Question

Initially the pressure of 1 mole of an ideal gas is \( 10^5 \) Nm\(^2\) and its volume is 16 liters. When it is adiabatically compressed, its final volume is 2 liters. Work done on the gas is (molar specific heat at constant volume \( C_V = \frac{3R}{2} \)):

• A. \( 72 \) kJ
• B. \( 7.2 \) kJ
• C. \( 720 \) kJ
• D. \( 360 \) kJ

Hint:

For an adiabatic process, use the relation \( W = \frac{P_1 V_1 - P_2 V_2}{\gamma - 1} \). Ensure volume is in cubic meters before calculation.

Answer 1

The Correct Option is B

Step 1: Recall the formula for work done in an adiabatic process The work done in an adiabatic process is given by: \[ W = \frac{P_1 V_1 - P_2 V_2}{\gamma - 1} \] Where: - \(P_1 = 10^5 \text{ N/m}^2\) - \(V_1 = 16 \text{ L} = 16 \times 10^{-3} \text{ m}^3\) - \(V_2 = 2 \text{ L} = 2 \times 10^{-3} \text{ m}^3\) The ratio of specific heats is: \[ \gamma = \frac{C_p}{C_v} = \frac{5R/2}{3R/2} = \frac{5}{3} \]
Step 2: Finding the final pressure using the adiabatic condition From the adiabatic relation: \[ P_1 V_1^\gamma = P_2 V_2^\gamma \] \[ P_2 = P_1 \left( \frac{V_1}{V_2} \right)^\gamma \] \[ P_2 = 10^5 \left( \frac{16}{2} \right)^{5/3} \] \[ P_2 = 10^5 \times 8^{5/3} \] Since \( 8^{5/3} \approx 32 \), \[ P_2 \approx 32 \times 10^5 = 3.2 \times 10^6 \text{ N/m}^2 \]
Step 3: Calculate the Work Done \[ W = \frac{P_1 V_1 - P_2 V_2}{\gamma - 1} \] \[ W = \frac{(10^5)(16 \times 10^{-3}) - (3.2 \times 10^6)(2 \times 10^{-3})}{\frac{5}{3} - 1} \] \[ W = \frac{(1600) - (6400)}{\frac{5}{3} - 1} \] \[ W = \frac{-4800}{\frac{2}{3}} = -4800 \times \frac{3}{2} = -7200 \text{ J} = -7.2 \text{ kJ} \] (Note: The negative sign indicates work is done *on* the gas.)

Answer 2

To solve this problem, we'll use the adiabatic process formula for an ideal gas, which relates pressure, volume, and the heat capacity ratio \(\gamma\). The work done \(W\) during an adiabatic process is given by:

\[ W = \frac{P_1V_1 - P_2V_2}{\gamma - 1} \]

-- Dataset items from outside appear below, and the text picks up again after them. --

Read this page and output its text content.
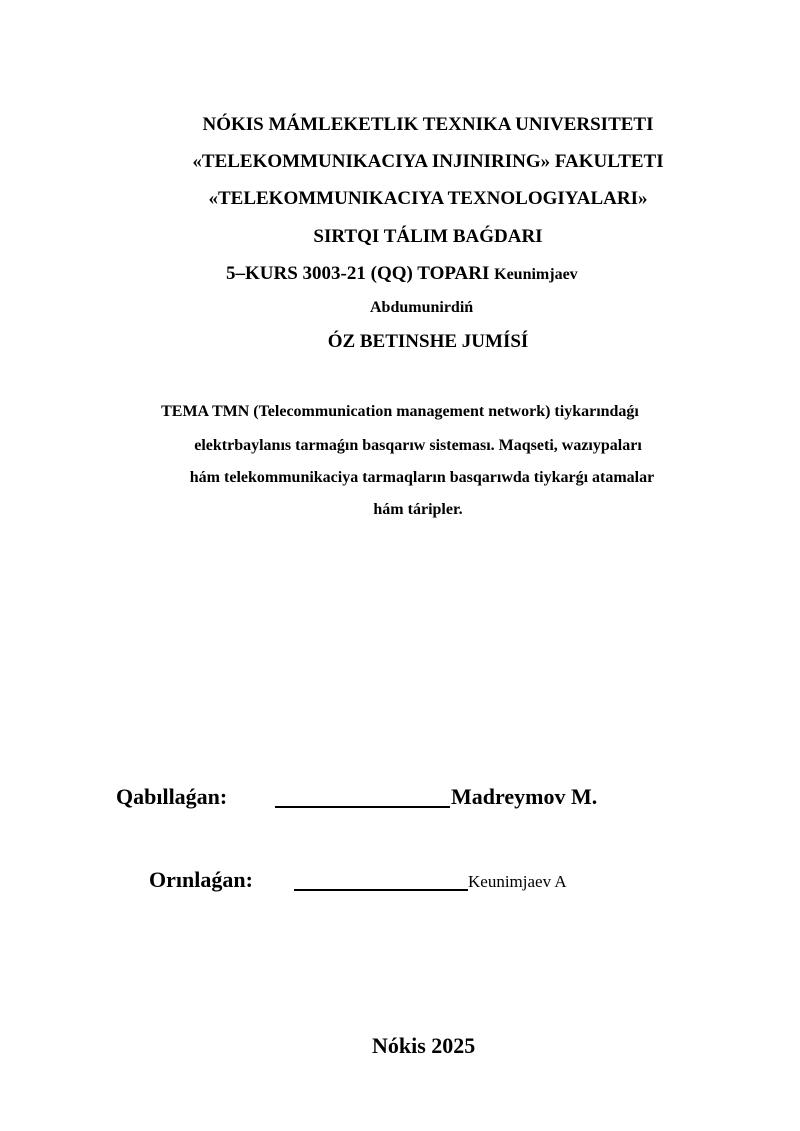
NÓKIS MÁMLEKETLIK TEXNIKA UNIVERSITETI
«TELEKOMMUNIKACIYA INJINIRING» FAKULTETI
«TELEKOMMUNIKACIYA TEXNOLOGIYALARI»
SIRTQI TÁLIM BAǴDARI
5–KURS 3003-21 (QQ) TOPARI Keunimjaev
Abdumunirdiń
ÓZ BETINSHE JUMÍSÍ
TEMA TMN (Telecommunication management network) tiykarındaǵı
elektrbaylanıs tarmaǵın basqarıw sisteması. Maqseti, wazıypaları
hám telekommunikaciya tarmaqların basqarıwda tiykarǵı atamalar
hám táripler.
Qabıllaǵan:	Madreymov M.
Orınlaǵan:	Keunimjaev A
Nókis 2025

For an adiabatic process, the relation between pressure, volume, and \(\gamma\) can be represented as:

\( P_1V_1^\gamma = P_2V_2^\gamma \)

Given:

• Initial pressure \(P_1 = 10^5 \, \text{N/m}^2\)
• Initial volume \(V_1 = 16 \, \text{L} = 0.016 \, \text{m}^3\)
• Final volume \(V_2 = 2 \, \text{L} = 0.002 \, \text{m}^3\)
• \(C_V = \frac{3R}{2}\), hence \(\gamma = \frac{C_P}{C_V} = \frac{5}{3}\)

First, we need to find the final pressure \(P_2\) using the adiabatic relation:

\( P_1V_1^\gamma = P_2V_2^\gamma \)

\( P_2 = P_1 \left(\frac{V_1}{V_2}\right)^\gamma \)

Substituting the given values:

\( P_2 = 10^5 \left(\frac{0.016}{0.002}\right)^{\frac{5}{3}} \)

\( P_2 = 10^5 \times (8)^{\frac{5}{3}} \approx 10^5 \times 32 \)

\( P_2 \approx 3.2 \times 10^6 \, \text{N/m}^2 \)

Now, calculate the work done using the formula:

\( W = \frac{P_1V_1 - P_2V_2}{\gamma - 1} \)

\( W = \frac{10^5 \times 0.016 - 3.2 \times 10^6 \times 0.002}{\frac{5}{3} - 1} \)

\( W = \frac{1600 - 6400}{\frac{2}{3}} \)

\( W = -\frac{4800}{\frac{2}{3}} \)

\( W = -4800 \times \frac{3}{2} \)

\( W = -7200 \, \text{J} \)

The work done on the gas is 7200 J, or \(7.2 \, \text{kJ}\).

Hence, the correct answer is \(7.2 \, \text{kJ}\).